Every year hospitals fill up on the 4th of July with fireworks-related injuries. According to the Consumer Product Safety Commission, in 2020, an estimated 15,600 people were hospitalized with fireworks-related injuries.
And with fireworks bans, dry weather (and let’s not forget laws), why not just enjoy some real shows! The City of Fort Collins will have a full day of activities, ending with fireworks at 9:30 from Sheldon Lake at City Park. Wellington, Windsor, Loveland, Red Feather Lakes, and many other surrounding cities have celebrations too! Check out their websites for schedules. We have published articles about most (if not all of them) in the past weeks.
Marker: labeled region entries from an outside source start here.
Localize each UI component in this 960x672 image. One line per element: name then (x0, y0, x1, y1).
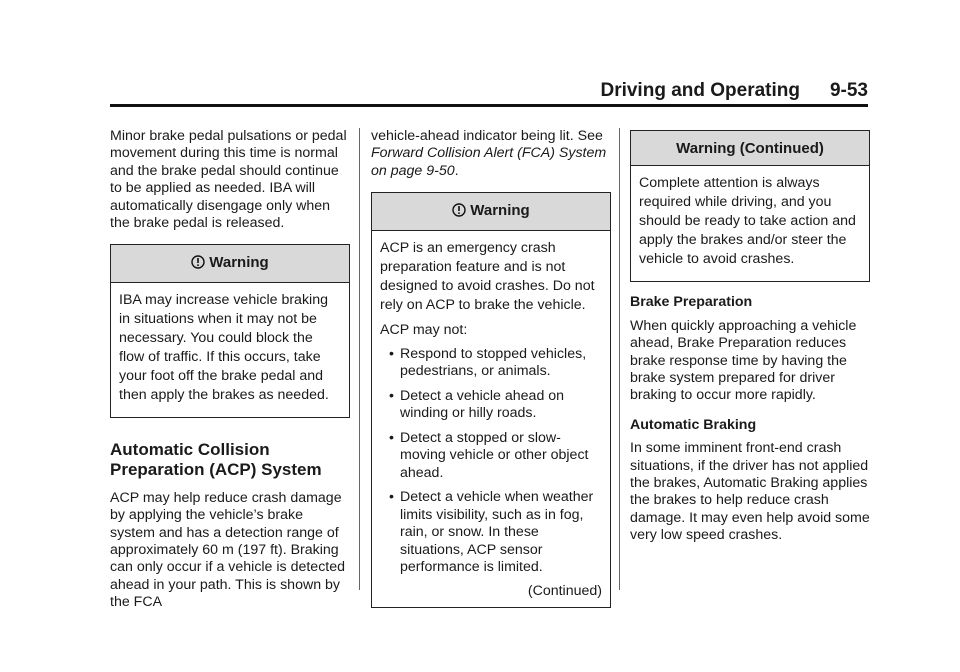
bullet-icon: • (389, 489, 394, 506)
warning-title: Warning (209, 254, 269, 272)
column-divider (619, 128, 620, 590)
continued-paragraph (371, 128, 611, 180)
column-divider (359, 128, 360, 590)
list-item (380, 346, 602, 381)
warning-icon (452, 203, 466, 221)
warning-box-acp (371, 192, 611, 607)
intro-paragraph: Minor brake pedal pulsations or pedal movement during this time is normal and the brake pedal should continue to be applied as needed. IBA will automatically disengage only when the brake pedal is released. (110, 128, 347, 232)
page-number: 9-53 (829, 80, 868, 101)
warning-header: Warning (Continued) (631, 131, 869, 166)
paragraph-text: vehicle-ahead indicator being lit. See (371, 128, 603, 144)
warning-body (631, 166, 869, 281)
section-paragraph: ACP may help reduce crash damage by applying the vehicle’s brake system and has a detection range of approximately 60 m (197 ft). Braking can only occur if a vehicle is detected ahead in your path. This is shown by the FCA (110, 489, 346, 611)
warning-icon (191, 255, 205, 273)
warning-box-continued (630, 130, 870, 282)
paragraph-brake-preparation: When quickly approaching a vehicle ahead, Brake Preparation reduces brake response time by having the brake system prepared for driver braking to occur more rapidly. (630, 317, 857, 404)
subhead-brake-preparation: Brake Preparation (630, 294, 753, 311)
subhead-automatic-braking: Automatic Braking (630, 416, 757, 433)
chapter-title: Driving and Operating (600, 80, 800, 101)
list-item-text: Detect a vehicle ahead on winding or hilly roads. (400, 387, 565, 422)
warning-text: Complete attention is always required while driving, and you should be ready to take action and apply the brakes and/or steer the vehicle to avoid crashes. (639, 175, 856, 268)
column-3 (630, 128, 870, 553)
page-header (110, 80, 868, 107)
column-2 (371, 128, 611, 618)
bullet-icon: • (389, 429, 394, 446)
list-item (380, 430, 602, 483)
bullet-icon: • (389, 387, 394, 404)
list-item (380, 388, 602, 423)
warning-body (372, 231, 610, 607)
continued-label: (Continued) (527, 582, 602, 599)
cross-reference: Forward Collision Alert (FCA) System on page 9-50 (371, 145, 607, 179)
list-item (380, 489, 602, 577)
list-item-text: Respond to stopped vehicles, pedestrians, or animals. (400, 345, 587, 380)
paragraph-automatic-braking: In some imminent front-end crash situations, if the driver has not applied the brakes, Automatic Braking applies the brakes to help reduce crash damage. It may even help avoid some very low speed crashes. (630, 440, 870, 544)
warning-title: Warning (470, 202, 530, 220)
warning-text: IBA may increase vehicle braking in situations when it may not be necessary. You could block the flow of traffic. If this occurs, take your foot off the brake pedal and then apply the brakes as needed. (119, 291, 329, 403)
warning-body (111, 283, 349, 417)
warning-list (380, 346, 602, 577)
warning-header (111, 245, 349, 282)
list-item-text: Detect a stopped or slow-moving vehicle or other object ahead. (400, 429, 589, 481)
bullet-icon: • (389, 345, 394, 362)
warning-text: ACP is an emergency crash preparation feature and is not designed to avoid crashes. Do not rely on ACP to brake the vehicle. (380, 239, 595, 313)
warning-header (372, 193, 610, 230)
warning-box-iba (110, 244, 350, 417)
column-1 (110, 128, 350, 620)
list-item-text: Detect a vehicle when weather limits visibility, such as in fog, rain, or snow. In these situations, ACP sensor performance is limited. (400, 489, 594, 576)
warning-text: ACP may not: (380, 321, 468, 338)
section-title: Automatic Collision Preparation (ACP) System (110, 439, 322, 479)
paragraph-end: . (454, 162, 459, 179)
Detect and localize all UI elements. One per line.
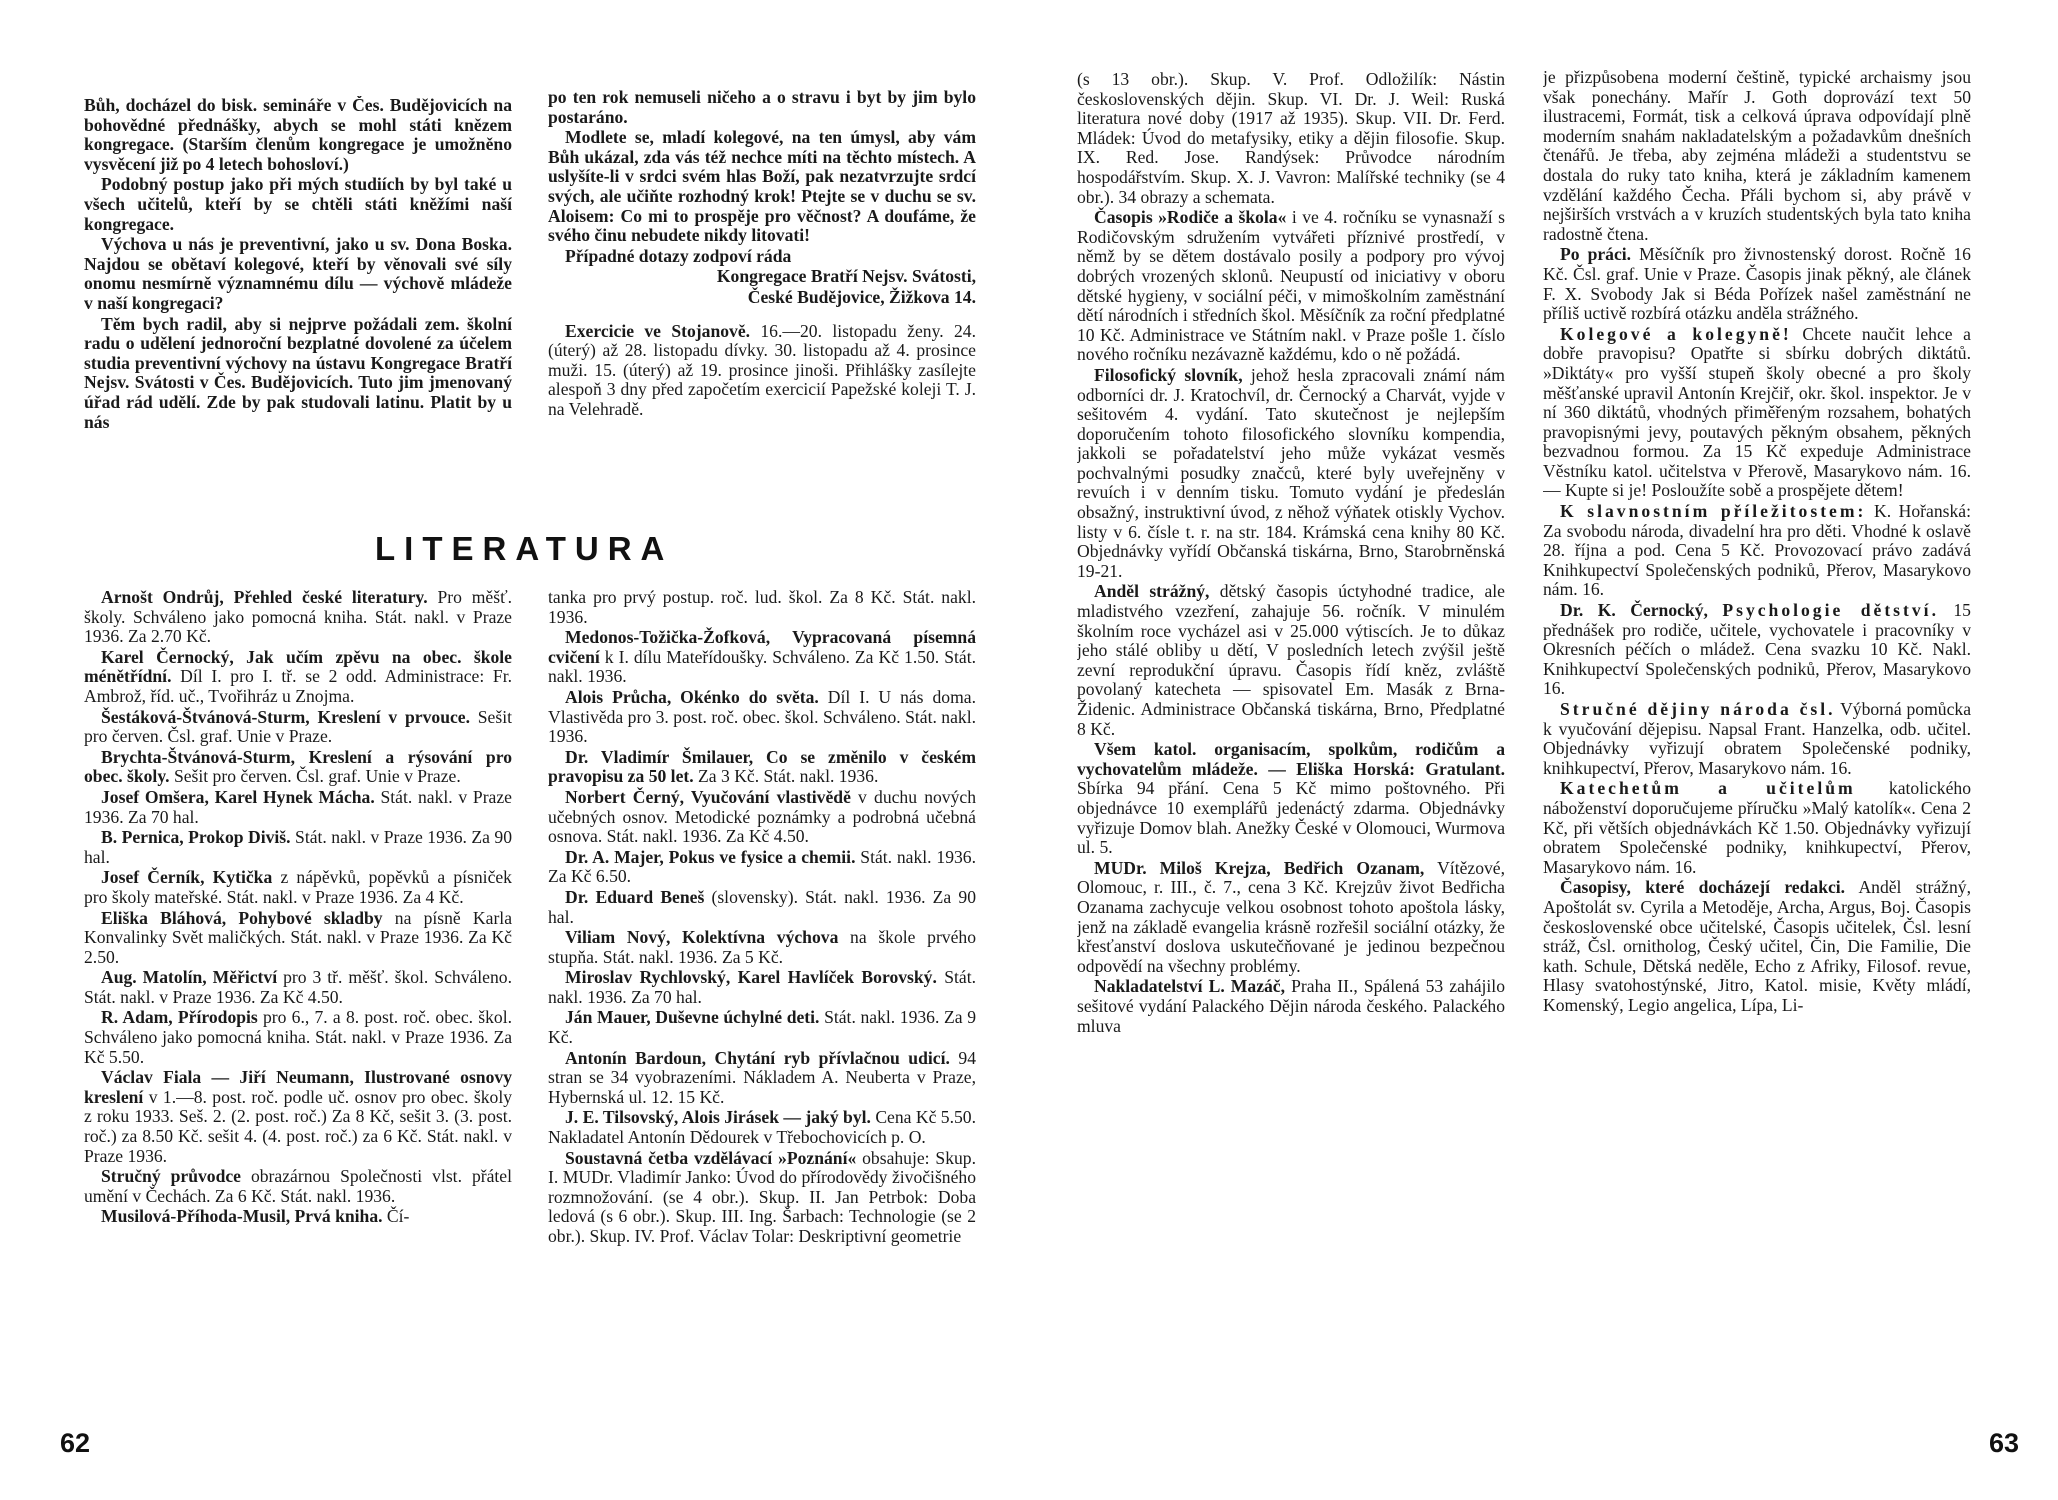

But if you’re into something a little different, maybe at a family activity with some food and libations, you could pull up the declaration of independence. There’s an online copy at: archives.gov/founding-docs/declaration-transcript
Reading the document is an excellent reminder of what it means and the intentions of its creators.
According to www.history.com/topics/holidays/july-4th, reading was common practice in early celebrations of Independence Day in 1776. Before that, they say, Colonists held annual celebrations of the king’s birthday, which traditionally included the ringing of bells, bonfires, processions, and speechmaking.
In 1870, the U.S. Congress made July 4th a federal holiday; in 1941, the provision granted a paid holiday to all federal employees.
So, why not? Do something a little different and memorable with your family! After all, our time with each other is short, and we should cherish every moment.